Dişlerim ayrandan aşınmış, dilimde sütün kaymağı kalmış. Karşımda sonu
gelmezmiş gibi görünen bir bahçe, otların sarılığı eskilerden birinin saçları
gibi. Ama bir anlamı kalmamış.
Huzurun en doğru zamanındayım aslında.
Sorumluluklar yok, insanların çıkarlarını tatlı dilleriyle tısladığı şehir
karmaşası yok, aşkın o tuhaf acı çektiren duygusu yok. Sanki gümbür gümbür akan soğuk bir derenin
üstündeki sal kalbim. Daraldığı bir yan ya da ulaşması gereken bir kara yok.

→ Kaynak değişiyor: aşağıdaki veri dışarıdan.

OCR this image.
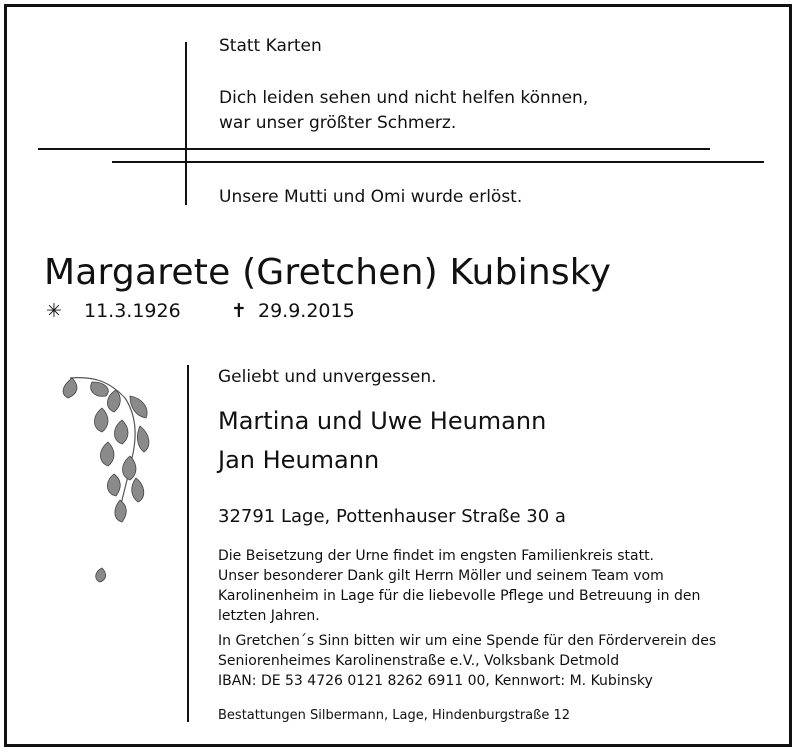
Statt Karten
Dich leiden sehen und nicht helfen können,
war unser größter Schmerz.
Unsere Mutti und Omi wurde erlöst.
Margarete (Gretchen) Kubinsky
✳ 11.3.1926	✝ 29.9.2015
Geliebt und unvergessen.
Martina und Uwe Heumann
Jan Heumann
32791 Lage, Pottenhauser Straße 30 a
Die Beisetzung der Urne findet im engsten Familienkreis statt.
Unser besonderer Dank gilt Herrn Möller und seinem Team vom
Karolinenheim in Lage für die liebevolle Pflege und Betreuung in den
letzten Jahren.
In Gretchen´s Sinn bitten wir um eine Spende für den Förderverein des
Seniorenheimes Karolinenstraße e.V., Volksbank Detmold
IBAN: DE 53 4726 0121 8262 6911 00, Kennwort: M. Kubinsky
Bestattungen Silbermann, Lage, Hindenburgstraße 12
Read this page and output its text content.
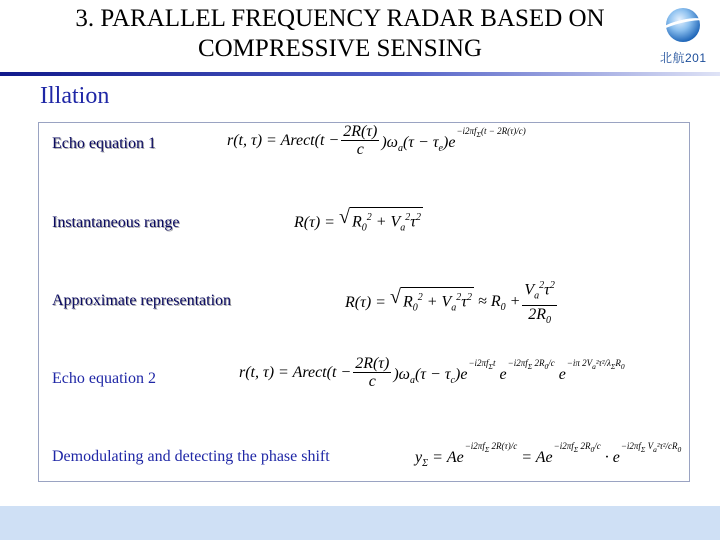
3. PARALLEL FREQUENCY RADAR BASED ON
COMPRESSIVE SENSING	北航201
Illation
Echo equation 1	r(t, τ) = Arect(t − $\frac{2R(\tau)}{c} )\omega_a(\tau - \tau_e)e^{-i2\pi f_\Sigma(t - 2R(\tau)/c)}$
Instantaneous range	R(τ) = √ $R_0^2 + V_a^2\tau^2$
Approximate representation	R(τ) = √ $R_0^2 + V_a^2\tau^2 \approx R_0 + \frac{V_a^2\tau^2}{2R_0}$
Echo equation 2	r(t, τ) = Arect(t − $\frac{2R(\tau)}{c} )\omega_a(\tau - \tau_c)e^{-i2\pi f_\Sigma t}$ $e^{-i2\pi f_\Sigma 2R_0/c}$ $e^{-i\pi 2V_a^2\tau^2/\lambda_\Sigma R_0}$
Demodulating and detecting the phase shift	$y_\Sigma = Ae^{-i2\pi f_\Sigma 2R(\tau)/c} = Ae^{-i2\pi f_\Sigma 2R_0/c} \cdot e^{-i2\pi f_\Sigma V_a^2\tau^2/cR_0}$
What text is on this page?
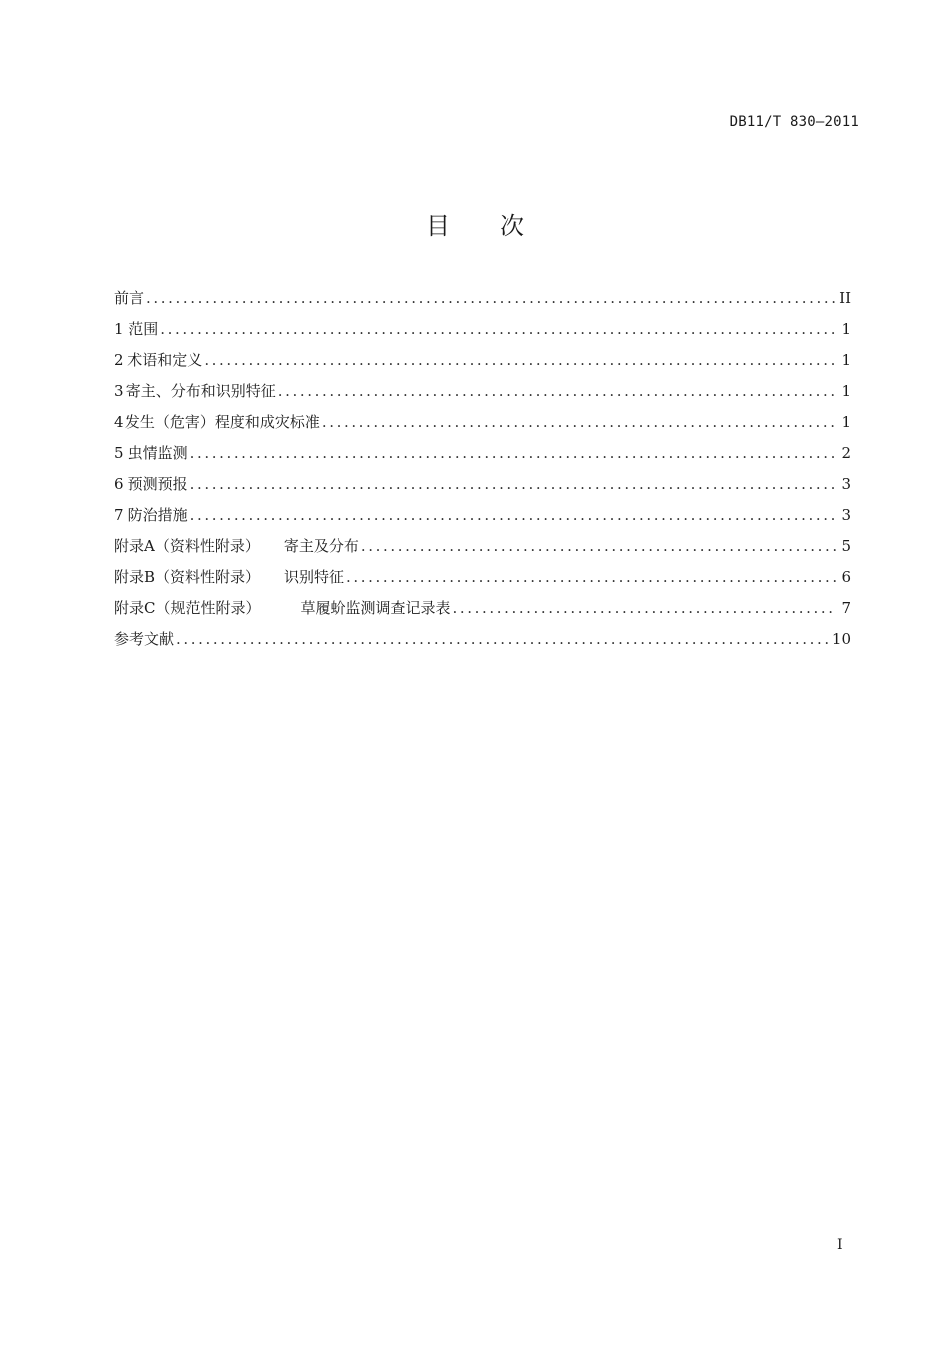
DB11/T 830—2011
目 次
前言 .....	II
1 范围 .....	1
2 术语和定义 .....	1
3 寄主、分布和识别特征 .....	1
4 发生（危害）程度和成灾标准 .....	1
5 虫情监测 .....	2
6 预测预报 .....	3
7 防治措施 .....	3
附录A（资料性附录） 寄主及分布 .....	5
附录B（资料性附录） 识别特征 .....	6
附录C（规范性附录）	草履蚧监测调查记录表 .....	7
参考文献 .....	10
I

Tarihimin en donuk, en düzenli ve en dengede halindeyim. Herkes karmaşaya koşup
eskirken ben, hiç değişmeden, hareketsiz atalarımın göğünü izliyorum.
Huzur kanımın, bu köyün eskiden yaşamış tüm
insanlarının deneyimlerinde. Her an yanımda, her an topraktan fışkıracakmış
gibi canlı oluşlarında. Başka bir şey daha var tabii ki. Cesaretimi sömüren,
beni acıtan, saçma sapan bir aşktan sonsuza kadar sıyrılmış olmak da beni
bilgece bir tutuma itiyor. Biliyorum, ilhamım deyip birilerini hep
eskitiyorum. Zamanın zeki kadın
yazarlarından birinin dediği gibi birkaç şiirle temelsiz bir aşkı yok
edebilirsiniz. İşin aslı aşkın gerçekliğini kavramış olmak huzuruma huzur katan
faktörlerden biri. Yani aşktan tamamen kopmuş değilim. Sadece onu
temellendirdim ve onun ilham alınacak bir şey değil, kimseye söylemediğimiz,
sessizce algılayıp beklentisiz kabul ettiğimiz bir şey olduğunu anladım. Bu
yüzden diğer adamlara yaptığım gibi kahramanlık gösterilerinde bulunup sevdiğim
adamı fethetmek istemiyorum. Sevdiğim
adam demek bile tuhaf geliyor. Orada duran, asla elimi uzatıp yakalamayacağım
biri. Tanıdığımı bile söylemek güç aslında. Bildiğim tek şey hisleri kuvvetli
bir dost o ya da dost olmaya çalışıyor. Onu andığımda hissettiğini geri dönüşlerinden
anlıyorum o kadar. Böyle basit, böyle dinlendirici, çabasız ve sade. Neyse onun hakkında yazıyor olmak beni
oldukça rahatsız ediyor. Bilinme olasılığından bile daralıyorum. Her
neyse, hiçbir duygu karşımdaki perdenin sallanışından ve aradan fışkıran
binlerce yaban çiçeğinden yürek ferahlatıcı olamaz.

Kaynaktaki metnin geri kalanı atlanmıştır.